Ken learned a variety of skills from Released and Restored. “It taught me a brotherhood. Once we [i.e. he and the other participants of the program] took the class, we started to respect each other during the rest of the time in the Center.” Among his favorite memories such as the “honesty of the Released and Restored staff,” Ken specifically recalls that while the class worked on their resumes, he had a particularly difficult time with the computer. “Angie took that extra time to come over and help me learn to navigate the computer. She helped me in ways she didn’t eve understand that still help me to this day with computers and even my phone.”
When asked if our programming helped his prison time pass easier, Ken stated, “Sure did, because for those hours each day I didn’t have to be caught up in all that was going on in prison. Prison is repetitive—the same card games, watching TV over and over, and you just stop using your mind. Released and Restored gave me a chance to bond with other participants and staff, and to use my gray matter in different ways.”
For Ken, Released and Restored stands apart from other programming. “You all really cared!” exclaimed Ken. “Whereas other programming seemed in it for the money.” Ken particularly recalled a time when a staff member wouldn’t put up with the shenanigans that were happening that day in class: “With the other programs, the instructor just looked ho-hum in that kind of situation. But Les [lead facilitator] took it as serious because that young man gave a darn about what happened to me after prison.”
Ken has now been out of prison for four years, and tends to his kids and family with even more care than his garden. Ken shared that after our interview, he was heading over to help his mom with her car, followed by continuing to remodel his cousin’s house. He particularly enjoys fishing with his cousin, as well as the occasional cruise to places such as the Bahamas and Nassau. These cruises have served as a “family reunion on a boat” with over fourteen family members. Ken has found these reunions “incredible and wonderful,” giving them “a chance to heal and reconnect,” even with some members who he might not have gotten along with so well in the past. Ken would also spend a couple of hours in the morning, just looking at the deep blue of the ocean and listening to the waves. “You learn to love even the smallest things,” Ken shares. “You don’t take anything for granted, because it could be taken away.”
This love has kept Ken out of trouble in the life restored to him after prison. Ken admitted that not long ago a conflict threatened to bring forth some old habits, but stated, “Everybody I loved and their faces appeared to me at that instant and prevented the old me from coming out.”

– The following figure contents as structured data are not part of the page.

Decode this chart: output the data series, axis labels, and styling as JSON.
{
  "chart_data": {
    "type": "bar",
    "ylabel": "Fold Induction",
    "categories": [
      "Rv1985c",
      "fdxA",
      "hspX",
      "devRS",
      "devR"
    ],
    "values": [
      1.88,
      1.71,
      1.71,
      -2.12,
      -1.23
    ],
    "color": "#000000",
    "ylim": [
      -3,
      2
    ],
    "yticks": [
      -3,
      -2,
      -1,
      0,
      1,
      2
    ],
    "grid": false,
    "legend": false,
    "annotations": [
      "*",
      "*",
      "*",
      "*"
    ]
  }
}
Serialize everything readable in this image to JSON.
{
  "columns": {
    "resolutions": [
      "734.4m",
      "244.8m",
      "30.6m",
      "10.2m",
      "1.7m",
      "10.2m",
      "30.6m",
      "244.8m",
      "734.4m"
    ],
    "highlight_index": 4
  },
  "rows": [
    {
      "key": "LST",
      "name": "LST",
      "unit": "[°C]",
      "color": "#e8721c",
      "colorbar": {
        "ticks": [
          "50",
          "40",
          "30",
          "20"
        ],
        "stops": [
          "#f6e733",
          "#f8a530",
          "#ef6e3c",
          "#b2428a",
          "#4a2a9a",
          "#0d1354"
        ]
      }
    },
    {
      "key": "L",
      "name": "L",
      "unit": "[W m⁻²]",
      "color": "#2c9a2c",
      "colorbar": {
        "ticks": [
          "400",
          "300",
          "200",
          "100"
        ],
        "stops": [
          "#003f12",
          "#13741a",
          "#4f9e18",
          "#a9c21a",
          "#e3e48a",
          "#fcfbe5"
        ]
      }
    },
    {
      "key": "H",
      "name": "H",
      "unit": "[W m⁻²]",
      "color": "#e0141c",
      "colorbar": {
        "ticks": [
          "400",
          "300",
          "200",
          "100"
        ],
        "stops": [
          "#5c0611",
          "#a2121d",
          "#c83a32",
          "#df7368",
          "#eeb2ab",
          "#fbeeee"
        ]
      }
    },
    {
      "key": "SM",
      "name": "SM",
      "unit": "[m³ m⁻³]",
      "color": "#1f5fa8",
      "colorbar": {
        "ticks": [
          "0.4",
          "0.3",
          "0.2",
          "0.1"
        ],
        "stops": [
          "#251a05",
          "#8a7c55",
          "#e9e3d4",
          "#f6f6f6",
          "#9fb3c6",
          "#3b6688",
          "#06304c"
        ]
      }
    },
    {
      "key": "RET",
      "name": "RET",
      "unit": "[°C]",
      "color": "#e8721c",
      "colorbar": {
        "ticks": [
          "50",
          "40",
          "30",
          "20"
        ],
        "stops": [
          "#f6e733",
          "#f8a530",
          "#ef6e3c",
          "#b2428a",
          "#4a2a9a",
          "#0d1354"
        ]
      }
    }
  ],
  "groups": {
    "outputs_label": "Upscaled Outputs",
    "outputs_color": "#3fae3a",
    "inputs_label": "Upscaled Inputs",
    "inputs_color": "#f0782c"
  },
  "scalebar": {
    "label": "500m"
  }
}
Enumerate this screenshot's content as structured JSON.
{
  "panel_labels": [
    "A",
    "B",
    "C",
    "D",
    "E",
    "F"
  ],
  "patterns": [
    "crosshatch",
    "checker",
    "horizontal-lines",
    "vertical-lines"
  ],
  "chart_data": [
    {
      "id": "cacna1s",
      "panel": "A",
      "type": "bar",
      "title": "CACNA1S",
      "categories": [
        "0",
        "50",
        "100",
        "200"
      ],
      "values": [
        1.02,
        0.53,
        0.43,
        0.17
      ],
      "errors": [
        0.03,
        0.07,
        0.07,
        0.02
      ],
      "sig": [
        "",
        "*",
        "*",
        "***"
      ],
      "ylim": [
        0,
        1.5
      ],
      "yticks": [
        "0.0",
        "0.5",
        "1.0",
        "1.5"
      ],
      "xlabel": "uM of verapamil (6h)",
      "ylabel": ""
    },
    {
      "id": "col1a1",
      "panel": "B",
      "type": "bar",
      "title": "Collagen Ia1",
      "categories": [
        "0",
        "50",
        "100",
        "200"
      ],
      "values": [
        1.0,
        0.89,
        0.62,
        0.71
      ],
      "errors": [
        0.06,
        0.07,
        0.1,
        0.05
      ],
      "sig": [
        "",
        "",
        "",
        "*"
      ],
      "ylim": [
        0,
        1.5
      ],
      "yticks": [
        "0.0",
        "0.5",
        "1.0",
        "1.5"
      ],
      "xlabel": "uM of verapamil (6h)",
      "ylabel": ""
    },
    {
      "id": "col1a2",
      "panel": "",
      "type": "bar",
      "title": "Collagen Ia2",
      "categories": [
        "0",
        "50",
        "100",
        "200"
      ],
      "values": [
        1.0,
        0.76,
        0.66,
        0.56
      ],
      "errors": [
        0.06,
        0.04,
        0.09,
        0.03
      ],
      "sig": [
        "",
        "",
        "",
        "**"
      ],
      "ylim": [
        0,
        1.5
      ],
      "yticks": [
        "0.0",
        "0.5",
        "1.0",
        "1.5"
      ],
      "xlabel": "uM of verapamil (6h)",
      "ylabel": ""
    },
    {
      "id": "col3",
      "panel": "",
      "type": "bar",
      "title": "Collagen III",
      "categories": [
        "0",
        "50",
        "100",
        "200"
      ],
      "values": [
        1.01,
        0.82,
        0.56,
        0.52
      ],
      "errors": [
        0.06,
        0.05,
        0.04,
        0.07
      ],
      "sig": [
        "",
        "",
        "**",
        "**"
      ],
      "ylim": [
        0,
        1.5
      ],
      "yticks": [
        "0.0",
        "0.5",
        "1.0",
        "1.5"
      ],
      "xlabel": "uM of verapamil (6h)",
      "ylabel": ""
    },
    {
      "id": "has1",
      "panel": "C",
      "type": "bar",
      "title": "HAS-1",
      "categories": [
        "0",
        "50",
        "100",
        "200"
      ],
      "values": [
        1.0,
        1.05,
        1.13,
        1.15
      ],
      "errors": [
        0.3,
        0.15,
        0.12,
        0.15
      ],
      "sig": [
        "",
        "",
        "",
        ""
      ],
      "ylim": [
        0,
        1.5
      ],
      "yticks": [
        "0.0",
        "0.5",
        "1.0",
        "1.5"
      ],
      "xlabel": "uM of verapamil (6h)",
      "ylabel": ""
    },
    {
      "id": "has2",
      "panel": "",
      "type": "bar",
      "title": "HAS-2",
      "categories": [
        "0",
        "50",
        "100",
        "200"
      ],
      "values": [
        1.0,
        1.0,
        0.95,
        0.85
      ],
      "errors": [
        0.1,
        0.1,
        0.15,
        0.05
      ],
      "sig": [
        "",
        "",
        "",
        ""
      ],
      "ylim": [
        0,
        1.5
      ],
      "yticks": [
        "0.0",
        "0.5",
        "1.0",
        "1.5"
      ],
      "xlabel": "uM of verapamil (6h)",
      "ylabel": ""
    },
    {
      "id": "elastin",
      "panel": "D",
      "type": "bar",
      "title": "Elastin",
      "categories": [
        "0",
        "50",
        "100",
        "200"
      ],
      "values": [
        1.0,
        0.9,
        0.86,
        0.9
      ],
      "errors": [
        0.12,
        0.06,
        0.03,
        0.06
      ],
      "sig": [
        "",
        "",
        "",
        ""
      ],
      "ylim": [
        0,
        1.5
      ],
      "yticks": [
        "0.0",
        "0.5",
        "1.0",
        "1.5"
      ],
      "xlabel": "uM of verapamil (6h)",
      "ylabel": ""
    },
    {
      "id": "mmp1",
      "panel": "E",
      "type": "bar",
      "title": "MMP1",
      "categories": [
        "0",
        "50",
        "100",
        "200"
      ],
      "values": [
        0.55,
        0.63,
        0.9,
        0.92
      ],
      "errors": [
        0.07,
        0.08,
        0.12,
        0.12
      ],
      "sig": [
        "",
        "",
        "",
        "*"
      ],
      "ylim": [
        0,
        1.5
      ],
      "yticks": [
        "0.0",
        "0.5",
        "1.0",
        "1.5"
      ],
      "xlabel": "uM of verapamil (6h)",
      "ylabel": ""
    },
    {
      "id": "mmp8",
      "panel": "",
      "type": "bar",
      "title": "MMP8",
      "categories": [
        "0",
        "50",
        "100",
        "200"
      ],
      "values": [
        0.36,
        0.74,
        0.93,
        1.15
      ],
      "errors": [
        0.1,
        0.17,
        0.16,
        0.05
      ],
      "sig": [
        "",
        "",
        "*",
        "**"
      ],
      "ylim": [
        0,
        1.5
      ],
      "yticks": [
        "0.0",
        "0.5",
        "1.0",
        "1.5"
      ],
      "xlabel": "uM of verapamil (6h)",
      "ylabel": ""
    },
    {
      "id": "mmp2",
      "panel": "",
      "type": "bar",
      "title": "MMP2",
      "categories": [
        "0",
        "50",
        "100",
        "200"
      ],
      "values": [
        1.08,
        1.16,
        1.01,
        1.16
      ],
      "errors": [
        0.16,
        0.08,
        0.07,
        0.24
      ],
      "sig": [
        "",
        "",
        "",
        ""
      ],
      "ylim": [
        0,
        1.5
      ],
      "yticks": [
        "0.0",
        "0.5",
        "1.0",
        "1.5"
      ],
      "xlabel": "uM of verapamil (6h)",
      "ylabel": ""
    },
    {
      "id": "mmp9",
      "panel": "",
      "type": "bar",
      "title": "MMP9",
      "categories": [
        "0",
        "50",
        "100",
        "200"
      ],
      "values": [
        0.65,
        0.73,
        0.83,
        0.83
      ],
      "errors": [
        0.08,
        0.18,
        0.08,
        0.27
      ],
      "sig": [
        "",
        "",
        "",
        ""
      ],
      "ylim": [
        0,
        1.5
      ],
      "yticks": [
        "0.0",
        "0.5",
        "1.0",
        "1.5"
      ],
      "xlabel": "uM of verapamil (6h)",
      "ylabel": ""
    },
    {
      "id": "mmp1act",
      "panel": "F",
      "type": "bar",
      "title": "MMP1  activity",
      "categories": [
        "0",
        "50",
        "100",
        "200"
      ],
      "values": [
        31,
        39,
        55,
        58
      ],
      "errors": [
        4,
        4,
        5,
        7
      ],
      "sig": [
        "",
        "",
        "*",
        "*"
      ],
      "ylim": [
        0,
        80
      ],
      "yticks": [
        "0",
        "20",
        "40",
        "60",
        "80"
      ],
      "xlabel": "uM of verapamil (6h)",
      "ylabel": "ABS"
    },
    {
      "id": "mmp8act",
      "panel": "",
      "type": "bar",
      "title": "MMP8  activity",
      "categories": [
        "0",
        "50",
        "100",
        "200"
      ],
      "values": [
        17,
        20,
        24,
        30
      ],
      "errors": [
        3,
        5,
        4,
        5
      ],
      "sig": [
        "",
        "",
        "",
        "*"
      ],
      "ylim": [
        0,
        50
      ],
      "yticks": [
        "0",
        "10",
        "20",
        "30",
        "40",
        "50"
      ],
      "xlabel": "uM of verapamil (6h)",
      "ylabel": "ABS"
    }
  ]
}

Ken recently suffered the terrible loss of one of his sons. He shared with us that a sister had admitted to Ken that she had thought he might tear up the hospital after this. But Ken responded, “What good does it do my son? It won’t bring him back.”
Ken credits some of this calmness in these situations to what he learned through Released and Restored programming. “Released and Restored made me a better man by teaching me to use what I already knew to use.” Ken has continued over the years to keep in touch with us, and shared that “out of all the programs I’ve taken, I haven’t stayed in touch with any other program.”
He concluded by stating why he has stayed in touch with Released and Restored: “I feel for this program because of what you do for those who want to learn something from it. You’re like farmers: planting lots of seeds, knowing not all of them will grow but still putting them into the ground and praying you’ll reap what you sow.”
“This program is a major part of who I am today.”